Tuesday, March 17, 2009

Holtan-Hartwig et al. 2002

Holtan-Hartwig L, Dörsch P, Bakken LR. 2002. Low temperature control of soil denitrifying communities: kinetics of N2O production and reduction. Soil Biology & Biochemistry 34: 1797-1806.

These authors measured the activation energies of N2O production and reduction in soils taken from agricultural settings in Finland, Sweden, and Germany. The underlying observation is that temperate soils show an unexpectedly large emission profile of N2O in late winter and early spring. Other authors have attributed this release to freeze-thaw effects, such as release of N2O trapped in frozen soils. Differences in activation energies could also explain these observations if these activation energies are asymmetrical at low temperatures, such that the activation energy of N2O reduction is much higher than that for N2O production.

N2O is both a greenhouse gas and an ozone-layer depleter. From soils, it is produced in the penultimate step in a series of reactions known collectively as the denitrification pathway: these reactions when run to completion convert nitrate (NO3-) to N2. N2 of course represents a net loss of nitrogen from an ecosystem, since it is no longer available to organisms. However, N2 is utterly harmless, while N2O has important physical effects on the atmosphere. The basic biochemistry and temperature response of this pathway is described in Firestone (1982).

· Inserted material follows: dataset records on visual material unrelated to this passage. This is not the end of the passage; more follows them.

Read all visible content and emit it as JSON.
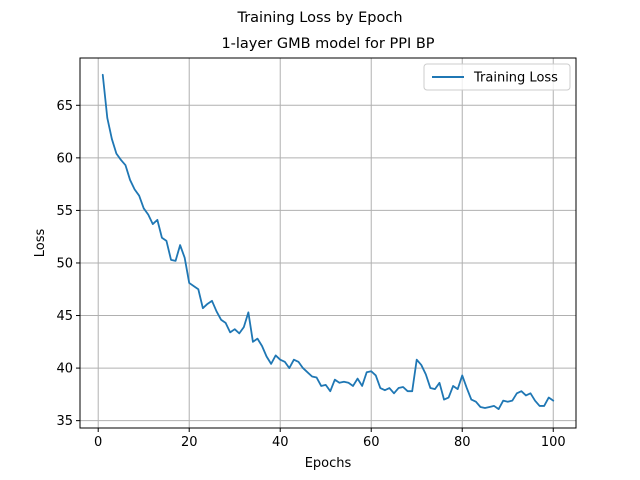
{
  "chart_data": {
    "type": "line",
    "suptitle": "Training Loss by Epoch",
    "title": "1-layer GMB model for PPI BP",
    "xlabel": "Epochs",
    "ylabel": "Loss",
    "xlim": [
      -4.0,
      105.0
    ],
    "ylim": [
      34.3,
      69.5
    ],
    "xticks": [
      0,
      20,
      40,
      60,
      80,
      100
    ],
    "yticks": [
      35,
      40,
      45,
      50,
      55,
      60,
      65
    ],
    "grid": true,
    "legend": "upper right",
    "series": [
      {
        "name": "Training Loss",
        "color": "#1f77b4",
        "x": [
          1,
          2,
          3,
          4,
          5,
          6,
          7,
          8,
          9,
          10,
          11,
          12,
          13,
          14,
          15,
          16,
          17,
          18,
          19,
          20,
          21,
          22,
          23,
          24,
          25,
          26,
          27,
          28,
          29,
          30,
          31,
          32,
          33,
          34,
          35,
          36,
          37,
          38,
          39,
          40,
          41,
          42,
          43,
          44,
          45,
          46,
          47,
          48,
          49,
          50,
          51,
          52,
          53,
          54,
          55,
          56,
          57,
          58,
          59,
          60,
          61,
          62,
          63,
          64,
          65,
          66,
          67,
          68,
          69,
          70,
          71,
          72,
          73,
          74,
          75,
          76,
          77,
          78,
          79,
          80,
          81,
          82,
          83,
          84,
          85,
          86,
          87,
          88,
          89,
          90,
          91,
          92,
          93,
          94,
          95,
          96,
          97,
          98,
          99,
          100
        ],
        "y": [
          67.9,
          63.8,
          61.8,
          60.4,
          59.8,
          59.3,
          57.9,
          57.0,
          56.4,
          55.2,
          54.6,
          53.7,
          54.1,
          52.4,
          52.1,
          50.3,
          50.2,
          51.7,
          50.5,
          48.1,
          47.8,
          47.5,
          45.7,
          46.1,
          46.4,
          45.4,
          44.6,
          44.3,
          43.4,
          43.7,
          43.3,
          43.9,
          45.3,
          42.5,
          42.8,
          42.1,
          41.1,
          40.4,
          41.2,
          40.8,
          40.6,
          40.0,
          40.8,
          40.6,
          40.0,
          39.6,
          39.2,
          39.1,
          38.3,
          38.4,
          37.8,
          38.9,
          38.6,
          38.7,
          38.6,
          38.3,
          39.0,
          38.3,
          39.6,
          39.7,
          39.3,
          38.1,
          37.9,
          38.1,
          37.6,
          38.1,
          38.2,
          37.8,
          37.8,
          40.8,
          40.3,
          39.4,
          38.1,
          38.0,
          38.6,
          37.0,
          37.2,
          38.3,
          38.0,
          39.3,
          38.1,
          37.0,
          36.8,
          36.3,
          36.2,
          36.3,
          36.4,
          36.1,
          36.9,
          36.8,
          36.9,
          37.6,
          37.8,
          37.4,
          37.6,
          36.9,
          36.4,
          36.4,
          37.2,
          36.9
        ]
      }
    ]
  }
}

Another underlying observation for this study is that the product ratio of N2O/N2 increases with decreasing temperature; in other words, proportionally more N2O is released from the system compared to N2. If N2O reduction (to N2) has a higher activation energy than N2O production (from NO), this would explain this observation. Another possibility is that the enzyme responsible for N2O reduction is strongly inhibited at some critical low temperature threshold.

The laboratory analyses carried out for this paper are strongly divergent from field conditions, involving anaerobic slurries with an excess of electron acceptors and the removal of NO3-. However, the differences observed between the different soils support other conclusions that N2O emissions from soils varies strongly with soil types and soil sources.

Previously reported activation energies for NO3- loss by denitrification range between about 41 and 89 kJ/mol; a similar range of activation energies was found here for both N2O production and reduction. This suggests that asymmetrical activation energies are not driving the observed changes in N2O flux by season. It seems temperatures close to 0ºC represent a particular challenge to the microbial communities of these soils, but the nature of this challenge remains unclear – this study did not examine community dynamics in any detail. Some details of the methods of preparing soils used here may be important in this regard.

Another possibility, not mutually exclusive with this threshold effect, is that strong decreases in metabolic rates at low temperatures (60-70% per 10ºC) combined with weak decreases in N2O diffusion rates (20-25% per 10ºC in water) allow N2O to escape the biological pathway as temperatures approach zero.

This paper was recommended to me by Dr. Steven Siciliano, as a guide to some of the calculations and comparisons we are doing with soils and greenhouse gases (including N2O) from Alexandra Fjord.